Lets fit, and plot the results. Each epoch will take 10-100 s depending on your processor. 

In [None]:
epochs = 5

history = model.fit(X_train, 
                    Y_train, 
                    epochs=epochs, 
                    batch_size=128,
                    verbose=1,
                    validation_data=(X_test, Y_test))

In [None]:
# plotting the metrics
fig = plt.figure()
plt.subplot(2,1,1)
plt.plot(history.history['acc'])
plt.plot(history.history['val_acc'])
plt.title('model accuracy')
plt.ylabel('accuracy')
plt.xlabel('epoch')
plt.legend(['train', 'test'], loc='lower right')

plt.subplot(2,1,2)
plt.plot(history.history['loss'])
plt.plot(history.history['val_loss'])
plt.title('model loss')
plt.ylabel('loss')
plt.xlabel('epoch')
plt.legend(['train', 'test'], loc='upper right')

plt.tight_layout()

fig

## Understanding the model

There are two things we would like to understand about a CNN: __what is it doing__ and __what is it not doing__? To answer the first question let open up the box a bit and see what the first few convolution kernels look like. 

The `model.layers[]` array gives a list of handlers for the model layers in the order given by summary.

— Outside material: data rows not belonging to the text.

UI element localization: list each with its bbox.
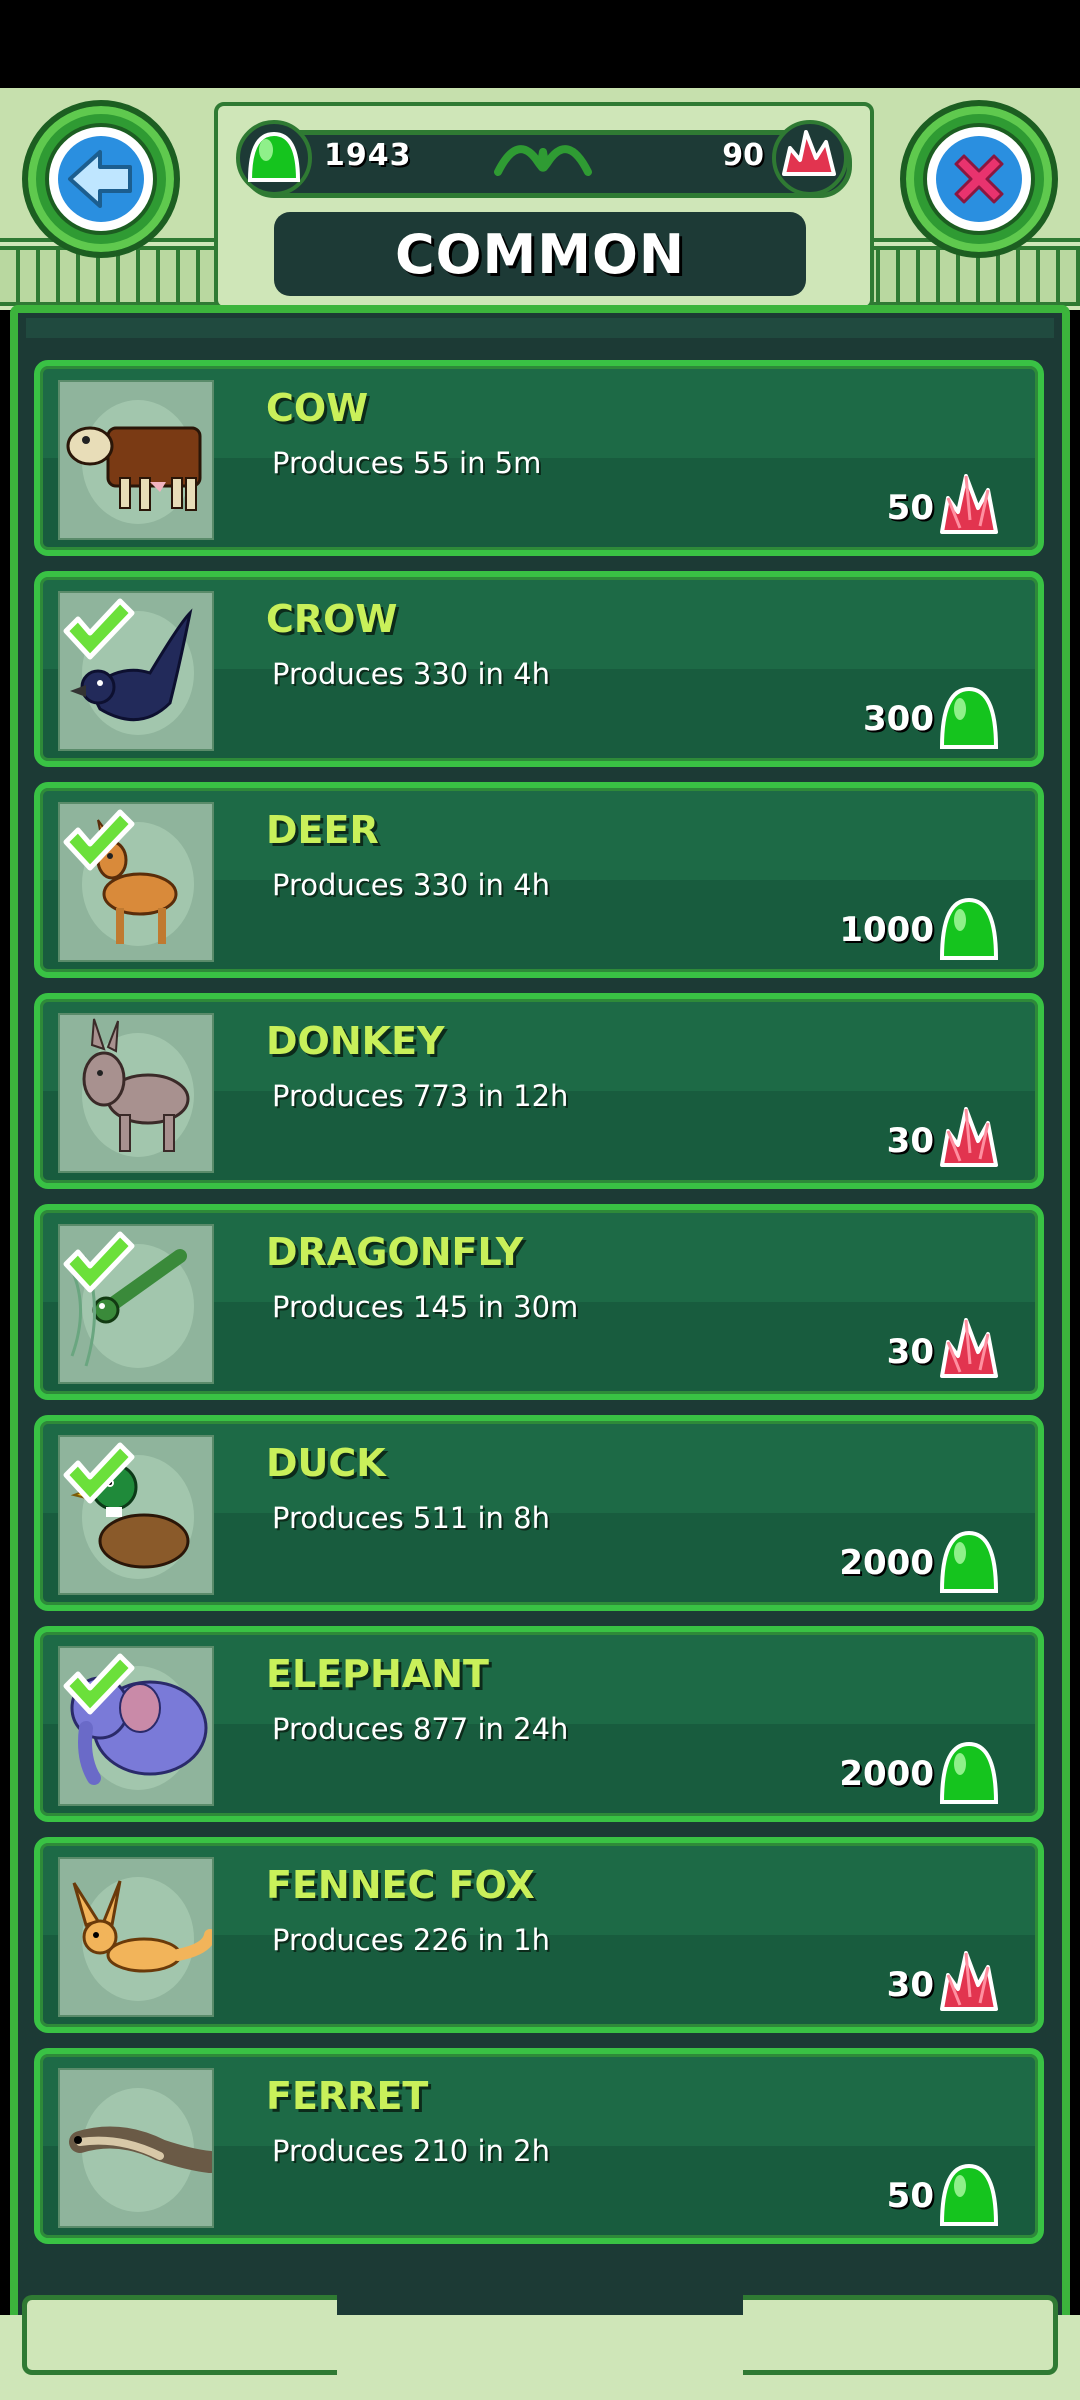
animal-thumbnail: [58, 1435, 214, 1595]
owned-check-icon: [63, 598, 135, 660]
animal-row[interactable]: ELEPHANT Produces 877 in 24h 2000: [34, 1626, 1044, 1822]
animal-thumbnail: [58, 1224, 214, 1384]
animal-price: 30: [886, 1121, 934, 1161]
animal-production: Produces 330 in 4h: [272, 868, 550, 902]
animal-row[interactable]: DONKEY Produces 773 in 12h 30: [34, 993, 1044, 1189]
animal-production: Produces 210 in 2h: [272, 2134, 550, 2168]
close-button-face: [923, 123, 1035, 235]
owned-check-icon: [63, 1653, 135, 1715]
gem-count: 1943: [324, 138, 412, 173]
green-gem-icon: [939, 686, 999, 749]
animal-name: ELEPHANT: [266, 1652, 489, 1696]
red-crystal-icon: [772, 120, 848, 196]
owned-check-icon: [63, 1442, 135, 1504]
animal-thumbnail: [58, 1013, 214, 1173]
animal-row[interactable]: COW Produces 55 in 5m 50: [34, 360, 1044, 556]
animal-row[interactable]: DRAGONFLY Produces 145 in 30m 30: [34, 1204, 1044, 1400]
animal-price: 2000: [839, 1754, 934, 1794]
animal-row[interactable]: FERRET Produces 210 in 2h 50: [34, 2048, 1044, 2244]
green-gem-icon: [939, 1741, 999, 1804]
animal-price: 2000: [839, 1543, 934, 1583]
animal-name: FENNEC FOX: [266, 1863, 535, 1907]
red-crystal-icon: [940, 474, 998, 534]
animal-thumbnail: [58, 802, 214, 962]
green-gem-icon: [236, 120, 312, 196]
footer-ornament: [0, 2255, 1080, 2400]
back-button-face: [45, 123, 157, 235]
title-plate: COMMON: [274, 212, 806, 296]
animal-price: 50: [886, 488, 934, 528]
footer-frame-left: [22, 2295, 337, 2375]
owned-check-icon: [63, 1231, 135, 1293]
animal-name: DUCK: [266, 1441, 386, 1485]
animal-name: DONKEY: [266, 1019, 445, 1063]
page-title: COMMON: [394, 222, 686, 286]
animal-name: DRAGONFLY: [266, 1230, 524, 1274]
animal-name: FERRET: [266, 2074, 429, 2118]
green-gem-icon: [939, 2163, 999, 2226]
animal-thumbnail: [58, 1646, 214, 1806]
animal-production: Produces 511 in 8h: [272, 1501, 550, 1535]
donkey-icon: [82, 1018, 190, 1152]
red-crystal-icon: [940, 1107, 998, 1167]
animal-price: 30: [886, 1332, 934, 1372]
animal-row[interactable]: DEER Produces 330 in 4h 1000: [34, 782, 1044, 978]
animal-thumbnail: [58, 2068, 214, 2228]
animal-name: COW: [266, 386, 369, 430]
back-button[interactable]: [22, 100, 180, 258]
back-arrow-icon: [58, 136, 144, 222]
status-bar: [0, 0, 1080, 88]
animal-thumbnail: [58, 591, 214, 751]
animal-price: 1000: [839, 910, 934, 950]
animal-price: 30: [886, 1965, 934, 2005]
animal-production: Produces 145 in 30m: [272, 1290, 579, 1324]
animal-production: Produces 773 in 12h: [272, 1079, 569, 1113]
animal-production: Produces 55 in 5m: [272, 446, 542, 480]
animal-list: COW Produces 55 in 5m 50 CROW Produces 3…: [34, 360, 1044, 2259]
footer-frame-right: [743, 2295, 1058, 2375]
close-button[interactable]: [900, 100, 1058, 258]
fennec-fox-icon: [72, 1880, 212, 1973]
animal-production: Produces 330 in 4h: [272, 657, 550, 691]
animal-price: 300: [863, 699, 934, 739]
red-crystal-icon: [940, 1318, 998, 1378]
animal-name: CROW: [266, 597, 398, 641]
green-gem-icon: [939, 897, 999, 960]
ruby-count: 90: [722, 138, 764, 173]
ferret-icon: [69, 2126, 212, 2173]
animal-thumbnail: [58, 1857, 214, 2017]
animal-production: Produces 226 in 1h: [272, 1923, 550, 1957]
vine-ornament-icon: [494, 145, 592, 176]
animal-production: Produces 877 in 24h: [272, 1712, 569, 1746]
red-crystal-icon: [940, 1951, 998, 2011]
green-gem-icon: [939, 1530, 999, 1593]
animal-thumbnail: [58, 380, 214, 540]
animal-row[interactable]: CROW Produces 330 in 4h 300: [34, 571, 1044, 767]
animal-row[interactable]: DUCK Produces 511 in 8h 2000: [34, 1415, 1044, 1611]
animal-price: 50: [886, 2176, 934, 2216]
animal-name: DEER: [266, 808, 379, 852]
animal-row[interactable]: FENNEC FOX Produces 226 in 1h 30: [34, 1837, 1044, 2033]
list-panel-top: [26, 318, 1054, 338]
owned-check-icon: [63, 809, 135, 871]
cow-icon: [66, 426, 202, 511]
close-x-icon: [936, 136, 1022, 222]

Note that you can also name your layers and call them that way. We then use `layer.get_weights()` to return the convolution and bias weights for each of the 32 kernel layers. 

In [None]:
weights, biases = model.layers[0].get_weights()
print(weights.shape)

plt.imshow(weights[:,:,0,9],cmap="Greys")

#### Exercise:

Display all of the kernels in a grid. In addition, normalize the color scheme so that each image uses the same scheme. 

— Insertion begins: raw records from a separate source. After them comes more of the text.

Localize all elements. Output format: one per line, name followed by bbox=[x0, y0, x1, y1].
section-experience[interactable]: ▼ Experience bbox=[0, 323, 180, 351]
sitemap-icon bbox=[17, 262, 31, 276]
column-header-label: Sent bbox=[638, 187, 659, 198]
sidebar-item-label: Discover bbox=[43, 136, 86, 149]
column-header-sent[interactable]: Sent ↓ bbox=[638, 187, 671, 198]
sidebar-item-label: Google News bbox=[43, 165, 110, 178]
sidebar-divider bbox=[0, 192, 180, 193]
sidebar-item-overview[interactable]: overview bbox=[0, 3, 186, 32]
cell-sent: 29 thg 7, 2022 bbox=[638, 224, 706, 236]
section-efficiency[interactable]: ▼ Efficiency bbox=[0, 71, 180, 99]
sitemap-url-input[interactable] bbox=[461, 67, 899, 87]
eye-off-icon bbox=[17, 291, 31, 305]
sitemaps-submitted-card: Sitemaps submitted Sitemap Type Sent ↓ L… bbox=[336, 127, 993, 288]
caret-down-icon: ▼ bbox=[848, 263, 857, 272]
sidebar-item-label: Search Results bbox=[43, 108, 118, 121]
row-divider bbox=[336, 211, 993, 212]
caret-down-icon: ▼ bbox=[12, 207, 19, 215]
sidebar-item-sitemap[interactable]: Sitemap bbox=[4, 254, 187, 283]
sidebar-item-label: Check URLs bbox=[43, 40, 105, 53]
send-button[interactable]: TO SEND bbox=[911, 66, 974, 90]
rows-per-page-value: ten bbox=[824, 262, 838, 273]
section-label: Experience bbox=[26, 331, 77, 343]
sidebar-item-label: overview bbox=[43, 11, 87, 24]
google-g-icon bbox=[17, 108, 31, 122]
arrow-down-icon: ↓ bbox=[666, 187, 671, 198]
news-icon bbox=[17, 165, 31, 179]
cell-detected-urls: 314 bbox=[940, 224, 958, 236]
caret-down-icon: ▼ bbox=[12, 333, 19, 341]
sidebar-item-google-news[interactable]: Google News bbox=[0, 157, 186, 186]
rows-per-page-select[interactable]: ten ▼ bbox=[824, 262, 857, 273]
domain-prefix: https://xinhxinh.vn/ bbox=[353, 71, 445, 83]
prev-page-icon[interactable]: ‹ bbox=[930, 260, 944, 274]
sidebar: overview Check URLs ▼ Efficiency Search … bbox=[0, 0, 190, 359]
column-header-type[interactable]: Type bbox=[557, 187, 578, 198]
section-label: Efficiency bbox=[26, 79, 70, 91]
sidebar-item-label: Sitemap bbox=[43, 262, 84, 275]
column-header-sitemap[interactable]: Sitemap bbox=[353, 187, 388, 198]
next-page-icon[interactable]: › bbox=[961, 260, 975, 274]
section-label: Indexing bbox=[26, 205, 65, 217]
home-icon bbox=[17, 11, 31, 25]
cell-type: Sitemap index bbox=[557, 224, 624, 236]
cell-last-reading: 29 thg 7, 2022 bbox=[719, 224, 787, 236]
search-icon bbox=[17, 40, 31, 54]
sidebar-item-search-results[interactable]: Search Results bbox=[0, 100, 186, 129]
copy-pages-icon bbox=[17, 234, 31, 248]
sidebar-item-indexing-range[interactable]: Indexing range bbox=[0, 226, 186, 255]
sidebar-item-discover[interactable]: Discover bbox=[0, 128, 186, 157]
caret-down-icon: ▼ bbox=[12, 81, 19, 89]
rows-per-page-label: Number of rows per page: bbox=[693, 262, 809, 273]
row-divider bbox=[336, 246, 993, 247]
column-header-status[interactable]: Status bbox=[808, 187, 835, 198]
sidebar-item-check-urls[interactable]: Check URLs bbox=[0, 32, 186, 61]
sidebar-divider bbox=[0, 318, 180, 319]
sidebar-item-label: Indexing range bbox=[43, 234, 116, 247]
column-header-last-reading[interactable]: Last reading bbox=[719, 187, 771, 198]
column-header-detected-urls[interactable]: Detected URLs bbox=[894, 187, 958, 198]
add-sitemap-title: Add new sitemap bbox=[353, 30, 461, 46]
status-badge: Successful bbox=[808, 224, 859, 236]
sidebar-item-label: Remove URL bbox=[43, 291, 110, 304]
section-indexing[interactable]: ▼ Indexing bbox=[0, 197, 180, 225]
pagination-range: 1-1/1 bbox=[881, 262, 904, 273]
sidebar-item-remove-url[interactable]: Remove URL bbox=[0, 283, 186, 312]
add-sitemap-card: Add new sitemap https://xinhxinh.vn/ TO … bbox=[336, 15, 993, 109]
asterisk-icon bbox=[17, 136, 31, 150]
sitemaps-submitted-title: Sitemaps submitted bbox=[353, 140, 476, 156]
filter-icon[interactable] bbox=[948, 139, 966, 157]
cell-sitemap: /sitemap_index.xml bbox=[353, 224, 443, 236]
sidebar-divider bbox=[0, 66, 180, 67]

On the otherhand, its important to know what we're getting wrong. Lets construct the confusion matrix to discern which images the network has the hardest time classifying. 

Label|Description|Label|Description
--- | --- |--- | ---
0|T-shirt/top|5|Sandal
1|Trouser|6|Shirt
2|Pullover|7|Sneaker
3|Dress|8|Bag
4|Coat|9|Ankle boot

In [None]:
from sklearn.metrics import confusion_matrix
import seaborn as sns

y_hat = np.argmax(model.predict(X_test),axis=1)
conf_mx = confusion_matrix(y_test, y_hat)

## Remove diagonal for better viewing
row_sum = conf_mx.sum(axis=1, keepdims=True)
nconf_mx = conf_mx/row_sum
np.fill_diagonal(nconf_mx,0)

labels=["T-shirt/top","Trouser","Pullover","Dress","Coat","Sandal","Shirt","Sneaker","Bag","Ankle boot"]

sns.heatmap(nconf_mx, xticklabels=labels, yticklabels=labels)

## Question:

Find and display examples of misclassified items of clothing. What could you do to classify them more accurately?

## Question: Model Tuning

Modify the CNN model above to improve the classification accuracy, or experiment with the effects of different parameters. If you are interested in the state-of-the-art performance on permutation invariant MNIST, see the papers here 

http://rodrigob.github.io/are_we_there_yet/build/classification_datasets_results.html

and at Yann LeCun's webpage

http://yann.lecun.com/exdb/mnist/

Be sure to consult the the Keras documentation at https://keras.io/.

## Question: Data Augmentation

The best way to increase the efficiency of a model is to start with more data. Create a function that takes the Fashion MNIST dataset and flips every image horizontally, effectively doubling your dataset size. Does this improve your model performance?